In this notebook we'll have a preliminary poke around in the object
data harvested from the NMA Collection API. I'll focus here on the basic shape/stats of the data, other notebooks will explore the object data over time and space.
If you haven't already, you'll either need to harvest the object
data, or unzip a pre-harvested dataset.
If you haven't used one of these notebooks before, they're basically web pages in which you can write, edit, and run live code. They're meant to encourage experimentation, so don't feel nervous. Just try running a few cells and see what happens!
Some tips:
Is this thing on? If you can't edit or run any of the code cells, you might be viewing a static (read only) version of this notebook. Click here to load a live version running on Binder.
import pandas as pd
import math
from IPython.display import display, HTML, FileLink
from tinydb import TinyDB, Query
from pandas import json_normalize
# Load the harvested data from the json db
db = TinyDB('nma_object_db.json')
records = db.all()
Object = Query()
# Convert to a dataframe
df = pd.DataFrame(records)
df.head()
id | type | title | _meta | additionalType | collection | identifier | medium | extent | physicalDescription | ... | isPartOf | seeAlso | description | hasVersion | temporal | relation | hasPart | educationalSignificance | location | acknowledgement | |
---|---|---|---|---|---|---|---|---|---|---|---|---|---|---|---|---|---|---|---|---|---|
0 | 145400 | object | Wahlo and Tribal law by Kevin Gilbert, reprint... | {'modified': '2018-07-09', 'issued': '2011-10-... | NaN | NaN | NaN | NaN | NaN | NaN | ... | NaN | NaN | NaN | NaN | NaN | NaN | NaN | NaN | NaN | NaN |
1 | 251390 | object | Pair of woven shoes made from feathers and hair | {'modified': '2019-01-17', 'issued': '2018-04-... | [Shoes] | {'id': '5244', 'type': 'Collection', 'title': ... | 2000.0014.0495 | [{'type': 'Material', 'title': 'Feather'}, {'t... | {'type': 'Measurement', 'length': 260, 'width'... | Shoes, the soles of which are made from woven ... | ... | NaN | NaN | NaN | NaN | NaN | NaN | NaN | NaN | NaN | NaN |
2 | 124081 | object | Pair of ceremonial shoes | {'modified': '2018-12-04', 'issued': '2006-10-... | NaN | {'id': '1892', 'type': 'Collection', 'title': ... | 1992.0089.0165 | [{'type': 'Material', 'title': 'Feather'}] | {'type': 'Measurement', 'length': 246, 'width'... | A pair of ceremonial shoes made with several m... | ... | NaN | NaN | NaN | NaN | NaN | NaN | NaN | NaN | NaN | NaN |
3 | 21507 | object | Grinding stone | {'modified': '2018-06-19', 'issued': '2014-12-... | [Grinding stones] | {'id': '2229', 'type': 'Collection', 'title': ... | 1985.0288.0109 | NaN | NaN | NaN | ... | NaN | NaN | NaN | NaN | NaN | NaN | NaN | NaN | NaN | NaN |
4 | 142308 | object | 'time CHange' [sic] | {'modified': '2019-04-15', 'issued': '2012-06-... | [Compact discs] | {'id': '3893', 'type': 'Collection', 'title': ... | AR00213.012 | NaN | NaN | A compact disc, housed within a clear and blac... | ... | NaN | NaN | NaN | NaN | NaN | NaN | NaN | NaN | NaN | NaN |
5 rows × 25 columns
How many objects are there?
print('There are {:,} objects in the collection'.format(df.shape[0]))

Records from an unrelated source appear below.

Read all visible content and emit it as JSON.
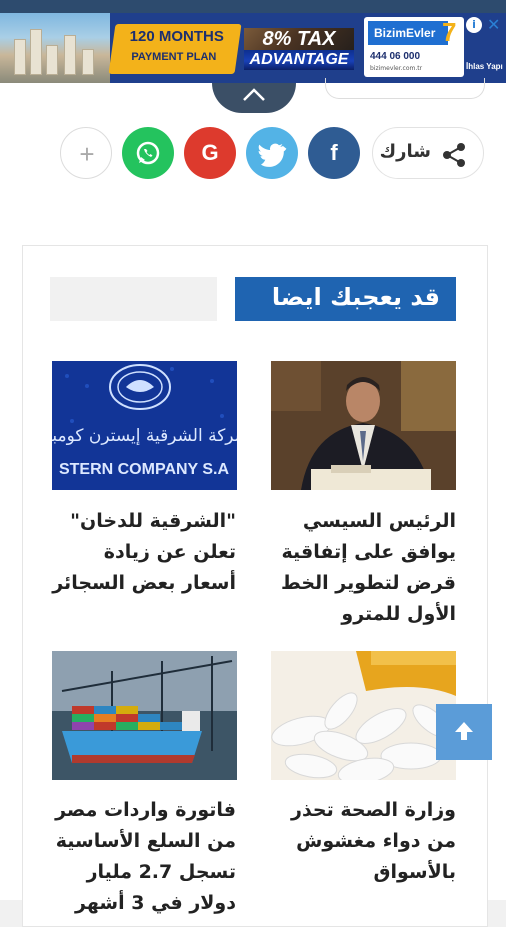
{
  "ad": {
    "badge_line1": "120 MONTHS",
    "badge_line2": "PAYMENT PLAN",
    "tax_line1": "8% TAX",
    "tax_line2": "ADVANTAGE",
    "brand_name": "BizimEvler",
    "brand_number": "7",
    "phone": "444 06 000",
    "url": "bizimevler.com.tr",
    "developer": "İhlas Yapı",
    "info_icon": "i",
    "close_icon": "✕"
  },
  "share": {
    "label": "شارك",
    "buttons": [
      {
        "name": "facebook",
        "glyph": "f",
        "color": "#2f5c93"
      },
      {
        "name": "twitter",
        "glyph": "t",
        "color": "#53b3e6"
      },
      {
        "name": "google",
        "glyph": "G",
        "color": "#dd3a2d"
      },
      {
        "name": "whatsapp",
        "glyph": "w",
        "color": "#24c35e"
      },
      {
        "name": "more",
        "glyph": "+",
        "color": "#ffffff"
      }
    ]
  },
  "related": {
    "title": "قد يعجبك ايضا",
    "articles": [
      {
        "caption": "الرئيس السيسي يوافق على إتفاقية قرض لتطوير الخط الأول للمترو",
        "image": "president-reading-document"
      },
      {
        "caption": "\"الشرقية للدخان\" تعلن عن زيادة أسعار بعض السجائر",
        "image": "eastern-company-logo",
        "image_text_ar": "الشركة الشرقية إيسترن كومباني",
        "image_text_en": "STERN COMPANY S.A"
      },
      {
        "caption": "وزارة الصحة تحذر من دواء مغشوش بالأسواق",
        "image": "medicine-pills"
      },
      {
        "caption": "فاتورة واردات مصر من السلع الأساسية تسجل 2.7 مليار دولار في 3 أشهر",
        "image": "container-ship"
      }
    ]
  },
  "colors": {
    "accent_blue": "#1f64b1",
    "scroll_top": "#5b9cd8"
  }
}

There are 86,717 objects in the collection
Obviously not every record has a value for every field, let's create a quick count of the number of values in each field.
df.count()
id 86717 type 86717 title 86558 _meta 86717 additionalType 86690 collection 84289 identifier 86692 medium 73952 extent 64199 physicalDescription 86397 significanceStatement 32468 creator 25119 spatial 46773 contributor 40760 isAggregatedBy 4353 isPartOf 10769 seeAlso 467 description 9128 hasVersion 20159 temporal 29597 relation 3096 hasPart 2350 educationalSignificance 201 location 1069 acknowledgement 789 dtype: int64
Let's express those counts as a percentage of the total number of records, and display them as a bar chart using Pandas.
# Get field counts and convert to dataframe
field_counts = df.count().to_frame().reset_index()
# Change column headings
field_counts.columns = ['field', 'count']
# Calculate proportion of the total
field_counts['proportion'] = field_counts['count'].apply(lambda x: x / df.shape[0])
# Style the results as a barchart
field_counts.style.bar(subset=['proportion'], color='#d65f5f').format({'proportion': '{:.2%}'.format})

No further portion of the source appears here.